I need to create an alert when all the below queues are at 100% for respective indexer. For this I am using "DMC Alert - Saturated Event-Processing Queues" inbuilt alert but need to tweak it a little bit to alert when all the 4 queues " aggQueue.*" "indexQueue.0*" "parsingQueue.*" and "typingQueue.0" are at 100% for that host.
| rest splunk_server_group=dmc_group_indexer /services/server/introspection/queues | search title=tcpin_queue* OR title=parsingQueue* OR title=aggQueue* OR title=typingQueue* OR title=indexQueue* | eval fifteen_min_fill_perc = round(value_cntr3_size_bytes_lookback / max_size_bytes * 100,2) | fields title fifteen_min_fill_perc splunk_server | where fifteen_min_fill_perc > 99 | rename splunk_server as Instance, title AS "Queue name", fifteen_min_fill_perc AS "Average queue fill percentage (last 15min)"
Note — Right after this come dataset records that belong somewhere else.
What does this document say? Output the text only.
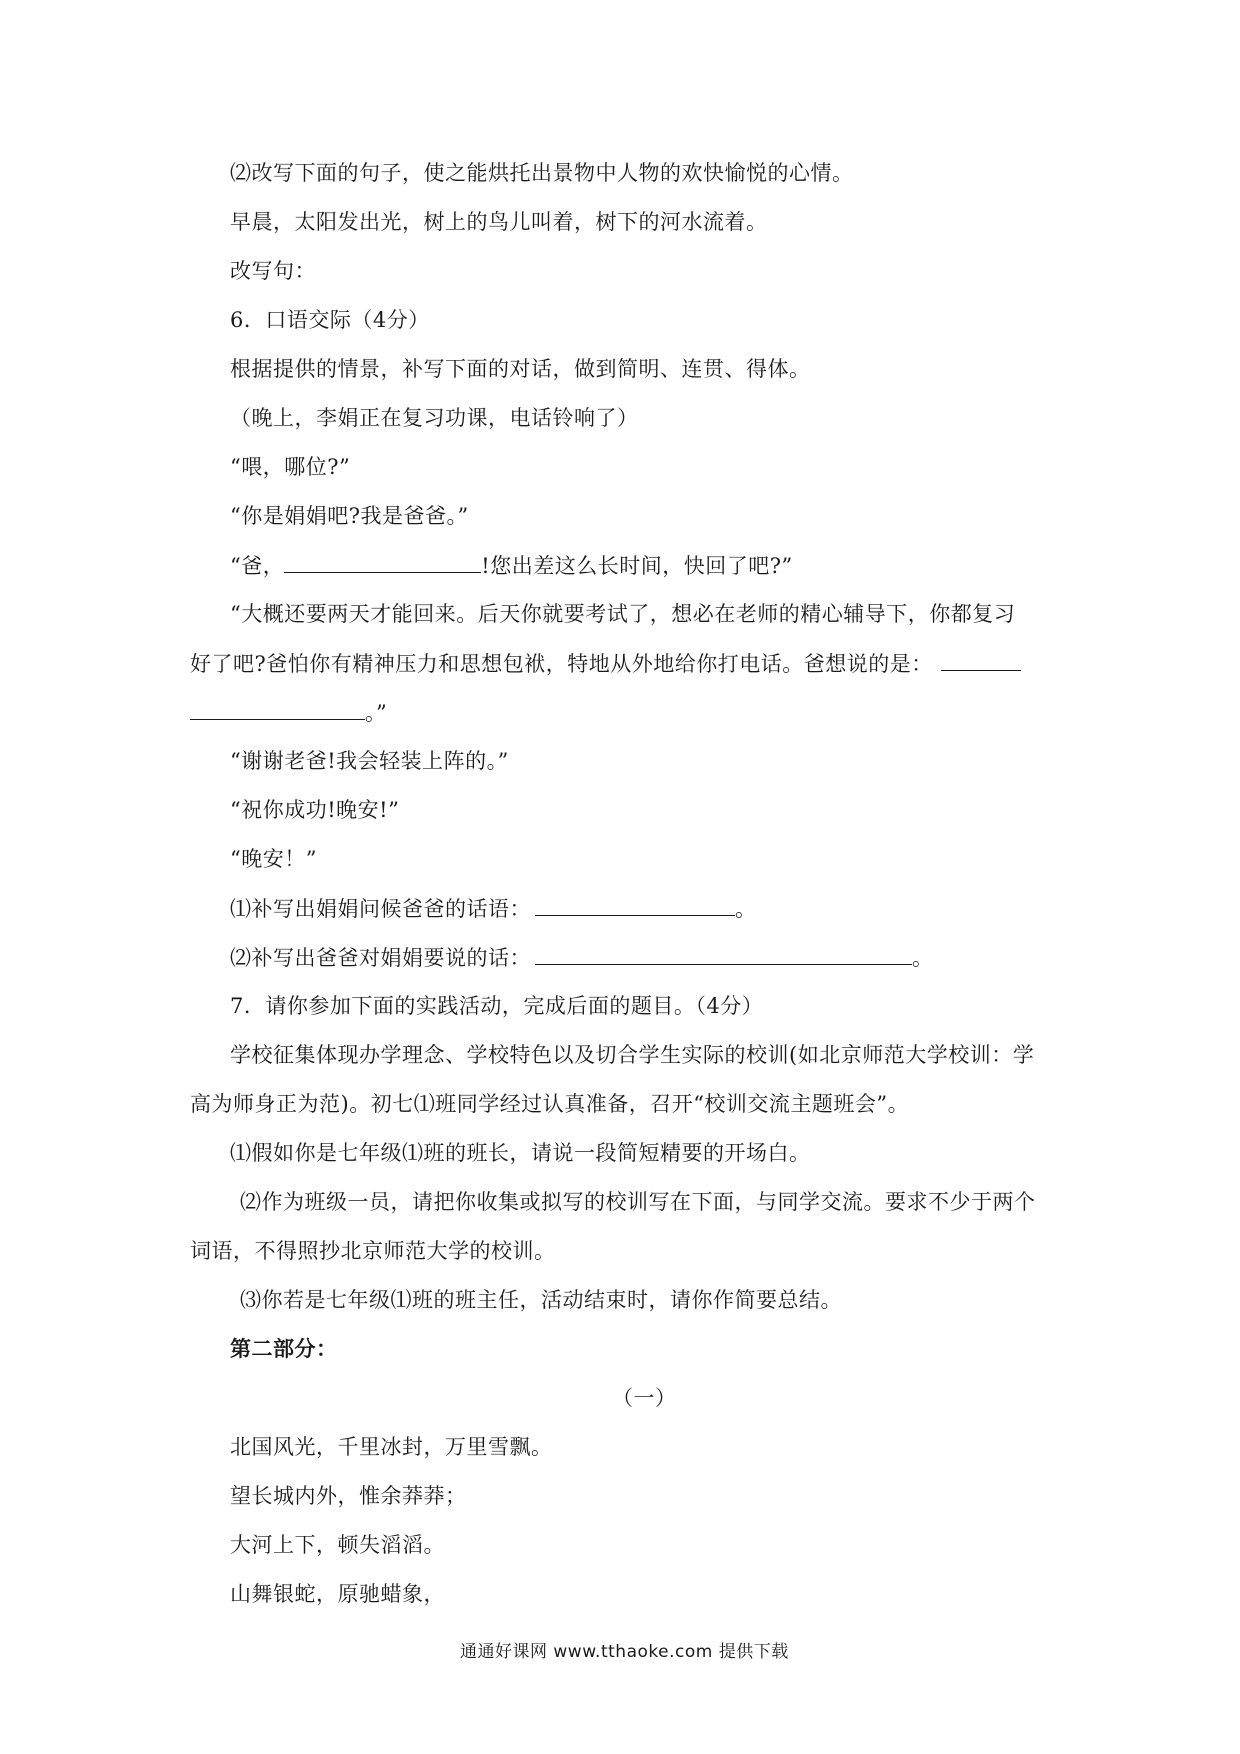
⑵改写下面的句子，使之能烘托出景物中人物的欢快愉悦的心情。
早晨，太阳发出光，树上的鸟儿叫着，树下的河水流着。
改写句：
6．口语交际（4分）
根据提供的情景，补写下面的对话，做到简明、连贯、得体。
（晚上，李娟正在复习功课，电话铃响了）
“喂，哪位?”
“你是娟娟吧?我是爸爸。”
“爸，	!您出差这么长时间，快回了吧?”
“大概还要两天才能回来。后天你就要考试了，想必在老师的精心辅导下，你都复习
好了吧?爸怕你有精神压力和思想包袱，特地从外地给你打电话。爸想说的是：
。”
“谢谢老爸!我会轻装上阵的。”
“祝你成功!晚安!”
“晚安！”
⑴补写出娟娟问候爸爸的话语：	。
⑵补写出爸爸对娟娟要说的话：	。
7．请你参加下面的实践活动，完成后面的题目。（4分）
学校征集体现办学理念、学校特色以及切合学生实际的校训(如北京师范大学校训：学
高为师身正为范)。初七⑴班同学经过认真准备，召开“校训交流主题班会”。
⑴假如你是七年级⑴班的班长，请说一段简短精要的开场白。
⑵作为班级一员，请把你收集或拟写的校训写在下面，与同学交流。要求不少于两个
词语，不得照抄北京师范大学的校训。
⑶你若是七年级⑴班的班主任，活动结束时，请你作简要总结。
第二部分：
（一）
北国风光，千里冰封，万里雪飘。
望长城内外，惟余莽莽；
大河上下，顿失滔滔。
山舞银蛇，原驰蜡象，
通通好课网 www.tthaoke.com 提供下载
Queue name Average queue fill percentage (last 15min) Instance
i use this search:
index=_internal source=*metrics.log sourcetype=splunkd group=queue | eval name=case(name=="aggqueue","2 - Aggregation Queue", name=="indexqueue", "4 - Indexing Queue", name=="parsingqueue", "1 - Parsing Queue", name=="typingqueue", "3 - Typing Queue", name=="splunktcpin", "0 - TCP In Queue", name=="tcpin_cooked_pqueue", "0 - TCP In Queue") | eval max=if(isnotnull(max_size_kb),max_size_kb,max_size) | eval curr=if(isnotnull(current_size_kb),current_size_kb,current_size) | eval fill_perc=round((curr/max)*100,2) | bin _time span=1m | stats Median(fill_perc) AS "fill_percentage" max(max) AS max max(curr) AS curr by host, _time, name | where (fill_percentage>70 AND name!="4 - Indexing Queue") OR (fill_percentage>70 AND name="4 - Indexing Queue") | sort -_time
Removing tcpin_queue* and counting the number of distinct base queue names by Splunk instance should allow you to alert when all 4 queues across any number of pipelines have breached your threshold:
| rest splunk_server_group=dmc_group_indexer /services/server/introspection/queues | search ```title=tcpin_queue* OR``` title=parsingQueue* OR title=aggQueue* OR title=typingQueue* OR title=indexQueue* | eval fifteen_min_fill_perc = round(value_cntr3_size_bytes_lookback / max_size_bytes * 100,2) | fields title fifteen_min_fill_perc splunk_server | where fifteen_min_fill_perc > 99 | rex field=title "(?<basename>[^.]+)" | eventstats dc(basename) as distinct_count by splunk_server | where distinct_count==4 | fields - basename distinct_count | rename splunk_server as Instance, title AS "Queue name", fifteen_min_fill_perc AS "Average queue fill percentage (last 15min)"
I've added the rex, eventstats, where, and fields commands on lines 6-9 to your original search.
In my own environments, I also keep an eye on blocked queues:
| tstats latest(PREFIX(max_size_kb=)) as max_size_kb latest(PREFIX(largest_size=)) as largest_size where index=_internal source=*metrics.log* TERM(group=queue) TERM(blocked=true) by host PREFIX(name=)
@tscroggins Thank you for looking into my query. I tried the search query you posted and the results are same as my search query. What I am looking for a consolidated report for example, in the output I pasted in my original post, instance "Y" has all the four queues full (parsingQueue* OR title=aggQueue* OR title=typingQueue* OR title=indexQueue) so my output should only be this instance name. I will set up and alert for this host for further action. Any suggestions pls ?
In the table in your original post, only instance X would pass the new where clause. If you want to reduce the results to just an instance name, you can add stats, dedup, etc. to your search:
| stats count by splunk_server
| fields - count
These would replace the rename command.
Query seems to be working but partially. When I run the query I get results for splunk_server whose one of the parsing queue pipeline is not greater than the threshold I set (which is >80). As per my requirement this server xyz should not showup as its parsing_queue.0 is not greater than thershold. (It should only report if all its 3 pipelines 4 Queues are greater than 80).
title fifteen_min_fill_perc splunk_server
Appreciate if you could also help me understand more on why dc is used here and how does it work?